The evidence is still there: two drill holes bored into the surface of a low granite boulder in the uplands of County Wicklow, abandoned before the job was done. What the would-be quarryman left behind is now the most legible modern intrusion on a stone that had already been worked, with far greater patience, thousands of years earlier. Across its exposed flat face are fifteen or more cupmarks, small circular depressions ground into the rock by prehistoric hands, ranging from three to five centimetres across. Some are enclosed by rings, and six are arranged in a rough circle around a central cupmark, a deliberate geometry that suggests intention rather than idle marking.
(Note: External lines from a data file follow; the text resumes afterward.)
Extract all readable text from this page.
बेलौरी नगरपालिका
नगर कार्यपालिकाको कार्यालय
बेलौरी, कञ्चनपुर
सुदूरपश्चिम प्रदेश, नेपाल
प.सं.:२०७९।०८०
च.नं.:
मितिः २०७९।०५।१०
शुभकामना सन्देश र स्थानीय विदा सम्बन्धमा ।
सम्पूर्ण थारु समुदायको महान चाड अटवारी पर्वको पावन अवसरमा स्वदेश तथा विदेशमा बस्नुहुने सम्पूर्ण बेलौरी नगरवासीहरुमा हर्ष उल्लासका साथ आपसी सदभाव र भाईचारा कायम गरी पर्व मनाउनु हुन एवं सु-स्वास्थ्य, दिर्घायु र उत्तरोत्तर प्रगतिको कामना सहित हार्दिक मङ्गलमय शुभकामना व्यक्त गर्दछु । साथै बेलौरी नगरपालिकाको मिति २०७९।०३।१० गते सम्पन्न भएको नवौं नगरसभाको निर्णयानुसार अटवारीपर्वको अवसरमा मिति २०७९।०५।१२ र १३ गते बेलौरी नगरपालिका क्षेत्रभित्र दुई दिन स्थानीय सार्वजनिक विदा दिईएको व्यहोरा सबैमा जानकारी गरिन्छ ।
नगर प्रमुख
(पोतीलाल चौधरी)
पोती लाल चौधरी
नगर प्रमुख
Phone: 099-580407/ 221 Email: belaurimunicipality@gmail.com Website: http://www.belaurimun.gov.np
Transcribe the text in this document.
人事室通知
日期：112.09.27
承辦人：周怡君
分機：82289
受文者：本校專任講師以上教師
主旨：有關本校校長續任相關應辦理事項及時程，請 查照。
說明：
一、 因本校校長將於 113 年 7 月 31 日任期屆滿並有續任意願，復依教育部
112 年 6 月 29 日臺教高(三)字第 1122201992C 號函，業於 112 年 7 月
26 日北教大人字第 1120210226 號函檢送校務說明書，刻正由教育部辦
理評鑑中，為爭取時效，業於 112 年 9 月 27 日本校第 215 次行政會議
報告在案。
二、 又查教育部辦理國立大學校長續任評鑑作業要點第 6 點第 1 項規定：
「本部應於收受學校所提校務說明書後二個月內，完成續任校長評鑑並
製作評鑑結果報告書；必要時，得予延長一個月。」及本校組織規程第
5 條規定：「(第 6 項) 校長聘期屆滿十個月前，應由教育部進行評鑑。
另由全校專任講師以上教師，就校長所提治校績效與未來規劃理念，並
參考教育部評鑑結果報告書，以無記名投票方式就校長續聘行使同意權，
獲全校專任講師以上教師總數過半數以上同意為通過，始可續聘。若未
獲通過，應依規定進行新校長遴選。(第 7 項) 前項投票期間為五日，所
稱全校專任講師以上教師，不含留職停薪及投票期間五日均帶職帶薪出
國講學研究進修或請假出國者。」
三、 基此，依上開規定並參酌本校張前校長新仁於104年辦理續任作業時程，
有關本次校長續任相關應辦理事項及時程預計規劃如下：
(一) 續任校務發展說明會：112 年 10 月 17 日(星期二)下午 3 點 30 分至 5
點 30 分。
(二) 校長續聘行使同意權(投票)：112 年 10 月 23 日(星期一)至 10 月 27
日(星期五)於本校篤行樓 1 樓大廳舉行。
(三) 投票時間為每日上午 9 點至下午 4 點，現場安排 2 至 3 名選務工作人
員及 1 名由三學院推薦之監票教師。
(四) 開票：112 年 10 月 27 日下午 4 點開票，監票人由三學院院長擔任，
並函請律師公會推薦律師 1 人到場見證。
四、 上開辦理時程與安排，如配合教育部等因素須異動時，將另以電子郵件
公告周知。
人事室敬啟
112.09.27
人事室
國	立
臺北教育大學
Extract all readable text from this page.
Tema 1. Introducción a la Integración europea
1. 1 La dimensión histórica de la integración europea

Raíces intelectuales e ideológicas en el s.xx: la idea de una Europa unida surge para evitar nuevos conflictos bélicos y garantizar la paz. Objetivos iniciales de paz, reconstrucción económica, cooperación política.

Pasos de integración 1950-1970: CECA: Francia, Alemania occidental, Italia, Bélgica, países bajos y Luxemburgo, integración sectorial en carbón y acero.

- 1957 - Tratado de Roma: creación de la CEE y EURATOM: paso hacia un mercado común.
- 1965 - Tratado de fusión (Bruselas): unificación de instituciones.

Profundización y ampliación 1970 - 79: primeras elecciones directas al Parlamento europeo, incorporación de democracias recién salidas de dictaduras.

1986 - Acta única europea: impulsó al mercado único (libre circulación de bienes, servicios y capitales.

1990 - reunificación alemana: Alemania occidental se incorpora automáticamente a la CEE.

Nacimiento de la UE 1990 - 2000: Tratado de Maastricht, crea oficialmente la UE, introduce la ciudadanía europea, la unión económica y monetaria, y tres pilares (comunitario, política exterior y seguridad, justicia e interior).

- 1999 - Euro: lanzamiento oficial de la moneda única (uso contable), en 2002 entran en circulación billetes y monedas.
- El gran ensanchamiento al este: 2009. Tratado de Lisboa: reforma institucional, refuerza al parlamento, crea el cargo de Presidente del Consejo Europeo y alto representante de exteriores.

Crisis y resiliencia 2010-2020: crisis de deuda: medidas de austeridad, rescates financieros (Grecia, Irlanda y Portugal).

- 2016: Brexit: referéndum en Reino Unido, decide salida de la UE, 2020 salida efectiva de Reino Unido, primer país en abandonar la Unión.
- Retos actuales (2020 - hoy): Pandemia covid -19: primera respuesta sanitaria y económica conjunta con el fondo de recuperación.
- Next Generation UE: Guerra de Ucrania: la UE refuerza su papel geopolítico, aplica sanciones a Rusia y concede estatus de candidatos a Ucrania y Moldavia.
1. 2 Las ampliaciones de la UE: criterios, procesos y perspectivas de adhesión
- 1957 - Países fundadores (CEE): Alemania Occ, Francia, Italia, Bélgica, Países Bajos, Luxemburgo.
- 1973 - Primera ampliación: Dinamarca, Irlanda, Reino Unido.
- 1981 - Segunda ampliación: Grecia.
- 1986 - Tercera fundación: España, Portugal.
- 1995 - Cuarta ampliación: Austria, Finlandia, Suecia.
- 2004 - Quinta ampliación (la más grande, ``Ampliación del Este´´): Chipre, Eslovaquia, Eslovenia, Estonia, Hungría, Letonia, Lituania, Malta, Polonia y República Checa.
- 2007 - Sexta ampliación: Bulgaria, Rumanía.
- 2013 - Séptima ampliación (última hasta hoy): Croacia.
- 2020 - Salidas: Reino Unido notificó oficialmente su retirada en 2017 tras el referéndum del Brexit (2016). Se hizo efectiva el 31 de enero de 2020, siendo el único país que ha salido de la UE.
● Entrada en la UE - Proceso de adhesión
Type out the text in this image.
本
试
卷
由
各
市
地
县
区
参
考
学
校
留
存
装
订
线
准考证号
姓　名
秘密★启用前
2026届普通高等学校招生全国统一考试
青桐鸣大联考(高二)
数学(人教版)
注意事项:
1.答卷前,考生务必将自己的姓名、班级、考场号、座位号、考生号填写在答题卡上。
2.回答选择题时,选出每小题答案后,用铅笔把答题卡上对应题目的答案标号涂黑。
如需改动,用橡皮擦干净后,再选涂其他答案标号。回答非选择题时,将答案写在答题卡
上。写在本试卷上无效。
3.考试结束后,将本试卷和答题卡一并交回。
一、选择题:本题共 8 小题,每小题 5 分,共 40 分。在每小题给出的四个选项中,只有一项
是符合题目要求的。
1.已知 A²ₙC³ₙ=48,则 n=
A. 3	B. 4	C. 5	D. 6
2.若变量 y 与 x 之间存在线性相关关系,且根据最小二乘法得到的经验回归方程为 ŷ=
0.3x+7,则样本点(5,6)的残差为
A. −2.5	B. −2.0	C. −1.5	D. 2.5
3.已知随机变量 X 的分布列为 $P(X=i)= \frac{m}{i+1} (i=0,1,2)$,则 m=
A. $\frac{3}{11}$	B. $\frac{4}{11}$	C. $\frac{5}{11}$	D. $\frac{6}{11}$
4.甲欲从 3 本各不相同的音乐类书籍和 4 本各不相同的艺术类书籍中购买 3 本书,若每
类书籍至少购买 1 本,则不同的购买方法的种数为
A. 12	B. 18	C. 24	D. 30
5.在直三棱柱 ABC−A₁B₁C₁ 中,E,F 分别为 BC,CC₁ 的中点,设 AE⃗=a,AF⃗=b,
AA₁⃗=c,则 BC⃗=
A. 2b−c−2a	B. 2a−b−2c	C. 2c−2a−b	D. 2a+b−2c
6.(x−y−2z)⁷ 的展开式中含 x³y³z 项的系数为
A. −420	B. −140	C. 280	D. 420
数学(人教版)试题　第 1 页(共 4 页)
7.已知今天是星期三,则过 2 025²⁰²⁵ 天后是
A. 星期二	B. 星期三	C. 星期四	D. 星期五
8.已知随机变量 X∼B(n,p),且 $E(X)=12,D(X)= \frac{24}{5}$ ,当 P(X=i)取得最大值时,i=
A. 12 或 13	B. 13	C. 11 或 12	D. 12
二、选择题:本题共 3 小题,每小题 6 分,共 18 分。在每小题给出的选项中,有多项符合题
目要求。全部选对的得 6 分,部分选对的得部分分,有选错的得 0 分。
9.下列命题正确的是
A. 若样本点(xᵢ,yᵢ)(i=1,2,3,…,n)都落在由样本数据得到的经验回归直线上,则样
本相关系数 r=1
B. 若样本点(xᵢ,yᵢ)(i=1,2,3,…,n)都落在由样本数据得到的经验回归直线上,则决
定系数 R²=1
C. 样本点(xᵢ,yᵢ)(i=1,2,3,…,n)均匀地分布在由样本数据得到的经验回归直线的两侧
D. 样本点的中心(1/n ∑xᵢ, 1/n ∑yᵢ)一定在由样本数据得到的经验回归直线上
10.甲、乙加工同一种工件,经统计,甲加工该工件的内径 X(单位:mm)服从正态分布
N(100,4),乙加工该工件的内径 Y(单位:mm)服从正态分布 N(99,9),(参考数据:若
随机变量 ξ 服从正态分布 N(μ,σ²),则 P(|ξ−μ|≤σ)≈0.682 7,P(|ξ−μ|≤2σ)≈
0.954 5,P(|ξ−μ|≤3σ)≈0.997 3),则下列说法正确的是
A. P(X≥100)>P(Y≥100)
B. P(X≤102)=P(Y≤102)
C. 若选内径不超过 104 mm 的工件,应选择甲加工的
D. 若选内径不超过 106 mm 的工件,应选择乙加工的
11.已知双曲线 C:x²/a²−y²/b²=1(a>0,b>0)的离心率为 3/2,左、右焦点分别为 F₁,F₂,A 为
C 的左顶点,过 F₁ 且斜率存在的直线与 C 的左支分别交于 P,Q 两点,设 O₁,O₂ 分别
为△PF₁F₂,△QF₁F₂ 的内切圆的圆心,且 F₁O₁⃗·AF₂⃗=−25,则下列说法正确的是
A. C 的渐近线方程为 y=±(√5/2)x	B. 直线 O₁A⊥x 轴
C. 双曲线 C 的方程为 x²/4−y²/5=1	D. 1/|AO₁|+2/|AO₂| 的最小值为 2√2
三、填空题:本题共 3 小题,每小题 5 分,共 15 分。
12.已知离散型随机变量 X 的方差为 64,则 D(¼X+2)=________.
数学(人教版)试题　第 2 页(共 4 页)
Cupmarks are among the oldest and most widespread forms of rock art in Ireland and Britain, typically associated with the Neolithic and Bronze Age periods, though their precise meaning remains genuinely unknown. This particular boulder is earthfast, meaning it is set into the ground rather than free-standing, and it carries quartz inclusions within the granite, a detail that may or may not have mattered to the people who chose it. What is clear is that this site did not exist in isolation. Within a few hundred metres, there are at least three other marked stones, including a second cupmarked boulder to the south, another to the west-northwest, and a bullaun stone, a large stone with one or more hollowed basins, roughly two hundred metres to the west. Whether these form a related landscape of monuments or simply accumulated over a long span of time is difficult to say, but their concentration along this river valley, with Lough Dan to the north and Scarr Mountain visible to the northwest, is not easily dismissed as coincidence.

The boulder sits on poorly drained rushy grassland, with a tributary of the Avonmore River running approximately twenty-five metres to the south. The terrain is upland and unimproved, the kind of ground that rewards waterproof boots and patience. The cupmarks are shallow and can be difficult to read in flat midday light; an overcast day, or the low-angled light of morning or late afternoon, tends to bring the surface detail into sharper relief.